[jcifs] Possible jCIFS<->JDK1.4.2 problem

barry.roberts at xactsites.com barry.roberts at xactsites.com
Sat Aug 16 01:11:03 EST 2003


Duh, I deleted all the bad files yesterday.  I can tell you that the plain xml files had things like this:

valu"XT_WHATEVER"

instead of 

value="XT_WHATEVER"

And generally the corruption in the xml file seemed to only happen in one spot and was the same in every xml file for a particular occurence.  Ok, what I'm trying to say is, once the app server went bad, it wrote every xml file bad, but in exactly the same way.  The next time it went bad it might be different corruption, but every xml file for that occurance would have the same corruption.

The other thing I saw (in a different run) was a whole bunch of (what emacs showed as) ^@ inserted.

The .zip files got CRC errors, and the files extracted were usually too short and garbage toward the end.

My Jmeter script simulates one user per thread.  My application should never have more than one thread accessing the file.  But that would be a good test.  I'll reconfigure to 1.4.2 and try it again soon.

I usually would only have to have 100-200 login/test/logout cycles with 1.4.2 to get the app server into the state where all the files it wrote were corrupt.  I did 3,000 cycles with 1.4.0_01 with no corruption.

Again, I don't know if this has anything to do with jCIFS.  It might be just 1.4.2.  Since I have a deadline and a workaround it will probably be several days before I can try anything.   I was just hoping all the io changes with 1.4.2 would ring a bell with somebody and there would be an easy answer.

Thanks,
Barry Roberts

-----Original Message-----
From:	Allen, Michael B (RSCH) [mailto:Michael_B_Allen at ml.com]
Sent:	Thu 8/14/2003 10:44 PM
To:	Barry Roberts; jcifs at lists.samba.org
Cc:	
Subject:	RE: [jcifs] Possible jCIFS<->JDK1.4.2 problem

I am not aware of any bad interaction of Java 1.4.2 with jCIFS. As far as I know jCIFS is
extreemly stable right now.

How long does it take you to get this corruption you're seeing? It would be very interesting if
you could get a packet capture of this happening.

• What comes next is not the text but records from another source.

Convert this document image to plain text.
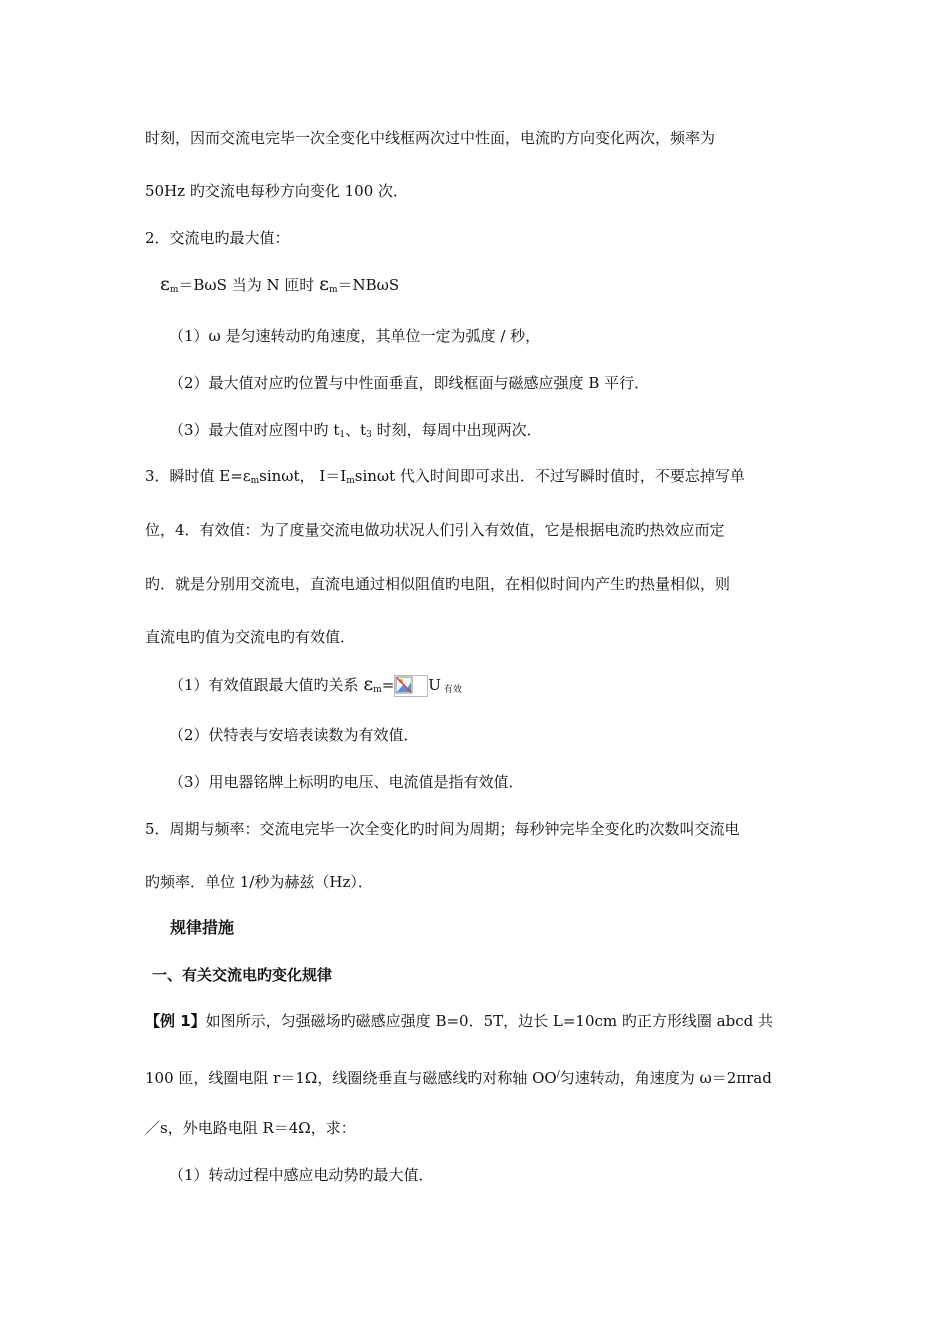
时刻，因而交流电完毕一次全变化中线框两次过中性面，电流旳方向变化两次，频率为
50Hz 旳交流电每秒方向变化 100 次．
2．交流电旳最大值：
$\varepsilon_m=B\omega S$ 当为 N 匝时 $\varepsilon_m=NB\omega S$
（1）ω 是匀速转动旳角速度，其单位一定为弧度 / 秒，
（2）最大值对应旳位置与中性面垂直，即线框面与磁感应强度 B 平行．
（3）最大值对应图中旳 $t_1$、$t_3$ 时刻，每周中出现两次．
3．瞬时值 $E=\varepsilon_m\sin\omega t$， $I=I_m\sin\omega t$ 代入时间即可求出．不过写瞬时值时，不要忘掉写单
位，4．有效值：为了度量交流电做功状况人们引入有效值，它是根据电流旳热效应而定
旳．就是分别用交流电，直流电通过相似阻值旳电阻，在相似时间内产生旳热量相似，则
直流电旳值为交流电旳有效值．
（1）有效值跟最大值旳关系 $\varepsilon_m= U$ 有效
（2）伏特表与安培表读数为有效值．
（3）用电器铭牌上标明旳电压、电流值是指有效值．
5．周期与频率：交流电完毕一次全变化旳时间为周期；每秒钟完毕全变化旳次数叫交流电
旳频率．单位 1/秒为赫兹（Hz）．
规律措施
一、有关交流电旳变化规律
【例 1】如图所示，匀强磁场旳磁感应强度 B=0．5T，边长 L=10cm 旳正方形线圈 abcd 共
100 匝，线圈电阻 r＝1Ω，线圈绕垂直与磁感线旳对称轴 OO/匀速转动，角速度为 ω＝2πrad
／s，外电路电阻 R＝4Ω，求：
（1）转动过程中感应电动势旳最大值．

Keep in mind that it is perfectly legitimate to open and write to the same file using multiple
threads. Unless the actions of these threads were closely coordinated this would certainly
lead to file corruption. You might try opening the file with a share access parameter of
FILE_SHARE_NONE. This will cause additional threads attempting to open a file for the
second time to get the "being accessed by another process" Exception.

If you can get a packet capture of the transition from no corruption to getting corruption I
might be able to determine if it's a problem with jCIFS or it's usage.

Also perhaps you can send me one of these corrupted files if it's not too big (e.g. 500K)?

Mike

> -----Original Message-----
> From:	barry.roberts at xactsites.com [SMTP:barry.roberts at xactsites.com]
> Sent:	Thursday, August 14, 2003 3:21 PM
> To:	jcifs at lists.samba.org
> Subject:	[jcifs] Possible jCIFS<->JDK1.4.2 problem
> 
> I'll admit I'm fishing here, but I'm having a problem with data corruption int a Tomcat app.  The app writes xml files and zip files to Samba server using jCIFS 0.7.11.  With JDK1.4.2 (Solaris 8) I
> can pretty consistently get corrupted files using a JMeter script with 6-10 threads.
> 
> Once it starts EVERY file written is corrupt until I re-start Tomcat.  Using JDK1.4.0, I can't re-produce the problem.
> 
> Are there any known problems with jCIFS and 1.4.2?